The argument lasted only a couple of more minutes, none of it coherently audible -- the couple had apparently moved farther away from the hidden machine -- before the detective and the criminalist heard the sound of a door slam and then the tape clicked off.

"What do you think?" Brass asked. "We got enough to go out there? Or is that just the road company of Who's Afraid of Virginia Woolf?"

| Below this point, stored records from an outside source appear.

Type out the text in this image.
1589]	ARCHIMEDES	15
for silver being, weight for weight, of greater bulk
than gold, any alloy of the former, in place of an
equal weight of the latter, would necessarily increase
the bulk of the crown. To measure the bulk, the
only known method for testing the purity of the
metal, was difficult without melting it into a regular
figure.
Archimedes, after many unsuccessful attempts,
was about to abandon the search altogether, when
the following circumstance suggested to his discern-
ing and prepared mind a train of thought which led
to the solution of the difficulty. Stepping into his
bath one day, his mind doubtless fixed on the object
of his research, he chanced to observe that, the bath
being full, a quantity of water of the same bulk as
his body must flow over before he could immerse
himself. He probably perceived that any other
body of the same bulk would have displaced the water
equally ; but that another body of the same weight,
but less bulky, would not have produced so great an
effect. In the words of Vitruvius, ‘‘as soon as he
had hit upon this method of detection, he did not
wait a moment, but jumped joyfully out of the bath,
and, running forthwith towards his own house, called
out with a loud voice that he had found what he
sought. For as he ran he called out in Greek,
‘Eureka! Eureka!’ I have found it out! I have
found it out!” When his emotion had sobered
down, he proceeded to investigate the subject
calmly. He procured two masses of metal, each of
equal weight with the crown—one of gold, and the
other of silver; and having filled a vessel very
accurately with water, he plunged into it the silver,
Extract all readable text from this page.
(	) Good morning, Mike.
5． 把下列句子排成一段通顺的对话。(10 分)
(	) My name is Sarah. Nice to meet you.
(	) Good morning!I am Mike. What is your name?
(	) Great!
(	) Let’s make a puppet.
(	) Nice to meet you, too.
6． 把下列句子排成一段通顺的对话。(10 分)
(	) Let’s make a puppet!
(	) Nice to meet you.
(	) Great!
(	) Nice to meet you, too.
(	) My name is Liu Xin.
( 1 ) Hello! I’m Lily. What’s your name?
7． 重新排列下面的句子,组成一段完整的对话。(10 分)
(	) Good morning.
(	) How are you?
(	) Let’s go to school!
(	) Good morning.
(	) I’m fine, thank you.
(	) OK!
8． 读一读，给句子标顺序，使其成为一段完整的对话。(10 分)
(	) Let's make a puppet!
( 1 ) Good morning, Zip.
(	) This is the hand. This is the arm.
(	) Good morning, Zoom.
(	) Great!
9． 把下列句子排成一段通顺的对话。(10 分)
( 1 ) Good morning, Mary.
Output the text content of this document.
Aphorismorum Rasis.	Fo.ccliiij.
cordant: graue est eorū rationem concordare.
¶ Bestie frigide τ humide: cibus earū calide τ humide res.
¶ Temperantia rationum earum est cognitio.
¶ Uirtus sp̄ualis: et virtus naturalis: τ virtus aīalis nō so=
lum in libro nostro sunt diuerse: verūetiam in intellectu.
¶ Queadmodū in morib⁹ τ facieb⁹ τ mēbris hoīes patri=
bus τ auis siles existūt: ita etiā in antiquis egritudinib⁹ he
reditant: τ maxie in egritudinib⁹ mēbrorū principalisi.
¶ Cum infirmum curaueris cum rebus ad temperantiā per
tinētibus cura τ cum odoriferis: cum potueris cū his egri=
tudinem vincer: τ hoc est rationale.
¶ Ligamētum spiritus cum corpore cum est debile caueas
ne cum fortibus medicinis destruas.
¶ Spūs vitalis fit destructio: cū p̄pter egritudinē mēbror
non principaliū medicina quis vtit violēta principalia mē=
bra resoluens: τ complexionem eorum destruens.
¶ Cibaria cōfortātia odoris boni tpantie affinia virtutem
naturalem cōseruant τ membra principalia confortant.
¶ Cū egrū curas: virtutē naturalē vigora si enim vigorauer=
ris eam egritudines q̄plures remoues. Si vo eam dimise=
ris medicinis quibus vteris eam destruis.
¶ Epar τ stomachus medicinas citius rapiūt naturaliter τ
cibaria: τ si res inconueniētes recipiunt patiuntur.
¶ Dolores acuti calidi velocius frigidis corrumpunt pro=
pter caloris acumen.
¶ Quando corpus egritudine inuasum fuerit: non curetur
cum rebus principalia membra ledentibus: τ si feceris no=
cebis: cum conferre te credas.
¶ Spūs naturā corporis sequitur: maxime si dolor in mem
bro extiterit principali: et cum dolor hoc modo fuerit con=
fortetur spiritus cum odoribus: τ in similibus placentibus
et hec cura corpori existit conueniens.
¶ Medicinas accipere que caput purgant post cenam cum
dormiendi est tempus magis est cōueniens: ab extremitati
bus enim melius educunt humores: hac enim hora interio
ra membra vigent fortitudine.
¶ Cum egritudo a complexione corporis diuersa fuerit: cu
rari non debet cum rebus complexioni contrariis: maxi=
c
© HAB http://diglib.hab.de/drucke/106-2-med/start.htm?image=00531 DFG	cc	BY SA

Grissom stood. "I think we need to go out there. Everybody's in-house, at the moment -- let's take the whole crew."

Brass winced. "Don't you think we should try for a warrant, first?"

Grissom gave Brass that familiar mock-innocent smile. "Why? Mr. Pierce called the police. He's concerned about his missing wife. We should help the poor guy, don't you think?"

"Yeah, who needs a warrant to do that?" Brass said, grinning, climbing out of the chair. "What about the tape?"

"What tape?"

"Yeah," Brass said, eyes narrowing. "Obviously Pierce doesn't know it exists. No need to tell him that we do."

"I don't know what you're talking about," Grissom said. "Let's go see what there is to see."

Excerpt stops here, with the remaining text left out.